Kehoe Law Firm, P.C. is investigating claims on behalf of investors of Kirby Corporation (“Kirby” or the “Company”) (NYSE: KEX) to determine whether Kirby engaged in securities fraud or other unlawful business practices.
Investors who purchased, or otherwise acquired, Kirby Corporation securities and suffered losses greater than $100,000 are encouraged to complete Kehoe Law Firm’s Securities Class Action Questionnaire or contact Kevin Cauley, Director, Business Development, (215) 792-6676, Ext. 802, [email protected], [email protected], to discuss the investigation or potential legal claims.

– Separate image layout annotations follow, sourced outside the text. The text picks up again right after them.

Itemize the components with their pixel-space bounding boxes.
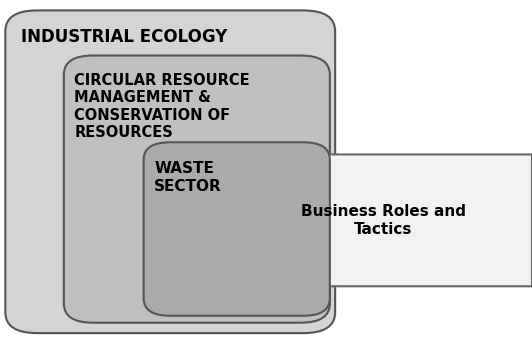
Text: CIRCULAR RESOURCE
MANAGEMENT &
CONSERVATION OF
RESOURCES: CIRCULAR RESOURCE MANAGEMENT & CONSERVAT… [74, 73, 250, 140]
FancyBboxPatch shape [5, 10, 335, 333]
Polygon shape [234, 154, 532, 286]
Text: Business Roles and
Tactics: Business Roles and Tactics [301, 204, 466, 237]
Text: WASTE
SECTOR: WASTE SECTOR [154, 161, 222, 194]
FancyBboxPatch shape [64, 56, 330, 323]
Text: INDUSTRIAL ECOLOGY: INDUSTRIAL ECOLOGY [21, 28, 228, 46]
FancyBboxPatch shape [144, 142, 330, 316]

On July 10, 2020, Kirby announced that “[o]n July 8, 2020, Kirby . . . determined that it will be required to restate its previously issued unaudited condensed financial statements for the first quarter ended March 31, 2020 previously filed on Form 10-Q on May 8, 2020. This determination occurred following discussions of the matter between KPMG and the officers of the Company. Accordingly, investors should no longer rely upon previously issued financial statements included in the Company’s previously filed Form 10-Q for the first quarter ended March 31, 2020.”
The Company also stated that it “. . . has determined its non-cash non-recurring goodwill impairment charge for the three months ended March 31, 2020 was understated by $127,933,000 before taxes, $98,773,000 after taxes, or a $1.65 loss per share, due to not applying a specific provision of a new accounting standard that the Company had recently adopted on January 1, 2020.”
On this news, Kirby’s stock price was down as much as 2.47% during intra-day trading on July 13, 2020.